CTBC Financial Holding Co (中信金控) yesterday offered to acquire Shin Kong Financial Holding Co (新光金控) via a cash and share swap deal totaling NT$14.55 per share, saying it would prove a better choice for the life insurance-focused conglomerate, its employees and shareholders.
The offer would suggest a 28.5 percent premium over NT$11.32 per share the other contender, Taishin Financial Holding Co (台新金控), unveiled a day earlier.
CTBC president and spokeswoman Rachael Kao (高麗雪) said the group aims to buy 51 percent of Shin Kong for NT$131.4 billion (US$4.11 billion) so that it would dominate the boardroom and ensure the smooth running of the firm.
Photo: CNA
The buyout attempt would feature NT$4.09 per share in cash and a share swap scheme under which one Shin Kong share would exchange for 0.3132 CTBC shares, Kao said.
That would translate into NT$14.55 per share based on CTBC’s three-day average closing price of NT$33.4, she said.

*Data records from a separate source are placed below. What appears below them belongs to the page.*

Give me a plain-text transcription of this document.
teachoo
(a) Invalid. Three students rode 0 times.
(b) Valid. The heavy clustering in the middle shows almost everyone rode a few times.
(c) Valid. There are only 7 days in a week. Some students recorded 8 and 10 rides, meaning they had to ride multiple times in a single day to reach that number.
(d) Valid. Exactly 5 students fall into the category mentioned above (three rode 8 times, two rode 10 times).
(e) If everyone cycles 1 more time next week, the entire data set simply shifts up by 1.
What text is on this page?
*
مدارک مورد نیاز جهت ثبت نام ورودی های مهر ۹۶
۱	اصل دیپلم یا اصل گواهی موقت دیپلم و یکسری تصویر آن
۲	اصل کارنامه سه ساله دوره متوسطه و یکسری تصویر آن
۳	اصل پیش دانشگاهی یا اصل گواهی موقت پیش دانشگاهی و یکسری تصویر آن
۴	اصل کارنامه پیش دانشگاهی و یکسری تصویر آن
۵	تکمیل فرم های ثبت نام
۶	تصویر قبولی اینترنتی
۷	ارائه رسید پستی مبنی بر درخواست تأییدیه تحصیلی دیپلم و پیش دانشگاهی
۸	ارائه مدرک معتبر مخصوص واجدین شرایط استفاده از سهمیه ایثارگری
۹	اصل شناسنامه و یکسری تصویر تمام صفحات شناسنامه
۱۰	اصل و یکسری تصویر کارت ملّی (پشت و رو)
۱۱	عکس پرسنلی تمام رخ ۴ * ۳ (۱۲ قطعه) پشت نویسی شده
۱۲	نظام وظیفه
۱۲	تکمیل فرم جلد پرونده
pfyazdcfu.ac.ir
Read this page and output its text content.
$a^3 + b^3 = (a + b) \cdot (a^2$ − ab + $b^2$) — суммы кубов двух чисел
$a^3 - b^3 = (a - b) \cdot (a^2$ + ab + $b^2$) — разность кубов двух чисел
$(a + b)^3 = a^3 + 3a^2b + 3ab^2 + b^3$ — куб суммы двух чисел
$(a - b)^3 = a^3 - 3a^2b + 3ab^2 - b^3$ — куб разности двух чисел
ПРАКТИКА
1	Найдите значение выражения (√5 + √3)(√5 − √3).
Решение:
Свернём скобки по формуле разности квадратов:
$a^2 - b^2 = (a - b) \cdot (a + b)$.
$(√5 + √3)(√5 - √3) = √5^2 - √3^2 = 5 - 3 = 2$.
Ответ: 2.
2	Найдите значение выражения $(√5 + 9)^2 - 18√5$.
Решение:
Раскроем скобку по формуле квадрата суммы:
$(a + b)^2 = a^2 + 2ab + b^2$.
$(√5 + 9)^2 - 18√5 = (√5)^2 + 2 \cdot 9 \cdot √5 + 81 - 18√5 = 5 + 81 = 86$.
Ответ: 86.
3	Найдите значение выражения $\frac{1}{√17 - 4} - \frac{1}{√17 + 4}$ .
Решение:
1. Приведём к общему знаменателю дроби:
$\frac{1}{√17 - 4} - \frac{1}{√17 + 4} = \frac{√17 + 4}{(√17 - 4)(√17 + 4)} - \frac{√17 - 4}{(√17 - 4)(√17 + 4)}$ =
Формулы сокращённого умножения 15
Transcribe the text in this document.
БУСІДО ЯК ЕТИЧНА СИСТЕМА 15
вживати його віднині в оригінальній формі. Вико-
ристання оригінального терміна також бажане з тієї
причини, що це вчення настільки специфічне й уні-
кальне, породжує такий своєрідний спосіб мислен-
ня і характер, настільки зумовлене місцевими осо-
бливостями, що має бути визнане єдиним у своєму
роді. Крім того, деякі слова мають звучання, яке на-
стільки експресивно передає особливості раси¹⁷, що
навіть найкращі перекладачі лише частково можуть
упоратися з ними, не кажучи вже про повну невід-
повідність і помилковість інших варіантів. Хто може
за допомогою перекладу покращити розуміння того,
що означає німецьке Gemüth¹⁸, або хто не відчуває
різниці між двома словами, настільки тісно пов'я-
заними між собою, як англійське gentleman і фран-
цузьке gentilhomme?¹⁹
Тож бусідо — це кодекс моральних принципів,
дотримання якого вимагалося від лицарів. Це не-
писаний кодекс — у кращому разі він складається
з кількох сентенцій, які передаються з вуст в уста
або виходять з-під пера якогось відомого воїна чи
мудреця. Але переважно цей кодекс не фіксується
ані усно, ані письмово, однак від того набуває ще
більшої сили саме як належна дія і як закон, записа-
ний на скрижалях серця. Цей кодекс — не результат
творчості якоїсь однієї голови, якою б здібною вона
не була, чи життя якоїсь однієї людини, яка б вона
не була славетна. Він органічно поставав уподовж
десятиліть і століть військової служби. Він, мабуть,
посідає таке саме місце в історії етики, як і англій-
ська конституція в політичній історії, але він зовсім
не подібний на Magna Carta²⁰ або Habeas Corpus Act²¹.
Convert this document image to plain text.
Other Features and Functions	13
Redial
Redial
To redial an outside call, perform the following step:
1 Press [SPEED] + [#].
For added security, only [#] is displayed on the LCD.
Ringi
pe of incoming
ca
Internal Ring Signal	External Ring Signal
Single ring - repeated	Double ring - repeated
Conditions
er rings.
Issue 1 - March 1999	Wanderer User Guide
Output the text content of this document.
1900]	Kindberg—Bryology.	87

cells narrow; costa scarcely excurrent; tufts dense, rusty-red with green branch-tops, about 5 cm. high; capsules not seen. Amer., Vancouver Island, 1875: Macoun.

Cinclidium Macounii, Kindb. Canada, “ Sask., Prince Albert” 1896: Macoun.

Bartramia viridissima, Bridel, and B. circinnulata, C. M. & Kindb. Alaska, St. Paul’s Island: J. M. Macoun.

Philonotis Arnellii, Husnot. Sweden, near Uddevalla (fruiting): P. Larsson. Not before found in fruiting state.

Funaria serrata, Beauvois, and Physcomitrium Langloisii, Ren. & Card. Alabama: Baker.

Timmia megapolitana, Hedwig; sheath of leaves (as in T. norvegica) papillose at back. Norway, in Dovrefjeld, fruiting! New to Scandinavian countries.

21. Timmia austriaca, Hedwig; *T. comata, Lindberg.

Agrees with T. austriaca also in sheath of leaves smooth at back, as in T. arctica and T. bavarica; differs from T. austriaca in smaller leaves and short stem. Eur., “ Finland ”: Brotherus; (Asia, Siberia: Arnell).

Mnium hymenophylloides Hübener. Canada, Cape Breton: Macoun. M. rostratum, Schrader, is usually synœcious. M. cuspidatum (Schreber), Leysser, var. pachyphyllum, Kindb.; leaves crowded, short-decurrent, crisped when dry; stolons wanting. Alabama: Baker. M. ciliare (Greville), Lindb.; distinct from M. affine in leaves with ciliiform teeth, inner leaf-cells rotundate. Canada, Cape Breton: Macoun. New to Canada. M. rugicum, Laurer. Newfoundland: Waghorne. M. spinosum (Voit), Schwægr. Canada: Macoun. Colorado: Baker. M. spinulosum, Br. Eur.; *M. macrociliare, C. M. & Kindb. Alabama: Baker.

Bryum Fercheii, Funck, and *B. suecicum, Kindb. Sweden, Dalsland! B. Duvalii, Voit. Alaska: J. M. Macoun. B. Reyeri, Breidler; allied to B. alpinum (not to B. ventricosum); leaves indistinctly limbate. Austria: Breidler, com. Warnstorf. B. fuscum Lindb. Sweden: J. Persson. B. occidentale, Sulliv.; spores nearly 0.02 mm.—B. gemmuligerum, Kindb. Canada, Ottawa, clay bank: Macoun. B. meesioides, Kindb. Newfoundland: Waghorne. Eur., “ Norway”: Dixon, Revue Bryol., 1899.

“The acquisition would enable CTBC to grow into the largest local financial conglomerate by assets and a serious player in the region,” Kao said.
CTBC has demonstrated its ability and competence in integrating other firms as evidenced by its life insurance subsidiary Taiwan Life Insurance Co (台灣人壽), she said.
Taiwan Life has consistently turned profit one year after joining CTBC Financial, she added.
Shin Kong Financial, while a laggard in profitability among its peers, is a worthy investment target given its life insurance, banking and securities presences, Kao said.
It also makes more sense for a company with bigger assets to acquire a smaller one, rather than the other way around, she said, adding that CTBC ranks No. 3 with NT$8.38 trillion of assets, ahead of Shin Kong’s NT$5.08 trillion assets in fifth place.
Taishin Financial has NT$3.2 trillion of assets in 13th place.
CTBC would submit acquisition documents early next week and would carry out the buyout on the open market after the Financial Supervisory Commission (FSC) gives the go-ahead, Kao said.
Kao declined to comment on the time frame of the deal or title of the consolidated entity, saying they are minor concerns compared with legal compliance, financial market stability and the interests of shareholders.
CTBC also refused to promise that it would retain all Shin Kong employees, saying it is more important to enhance the profitability of Shin Kong so its employees would enjoy better pay.
The FSC and Shin Kong shareholders have the final say on the matter.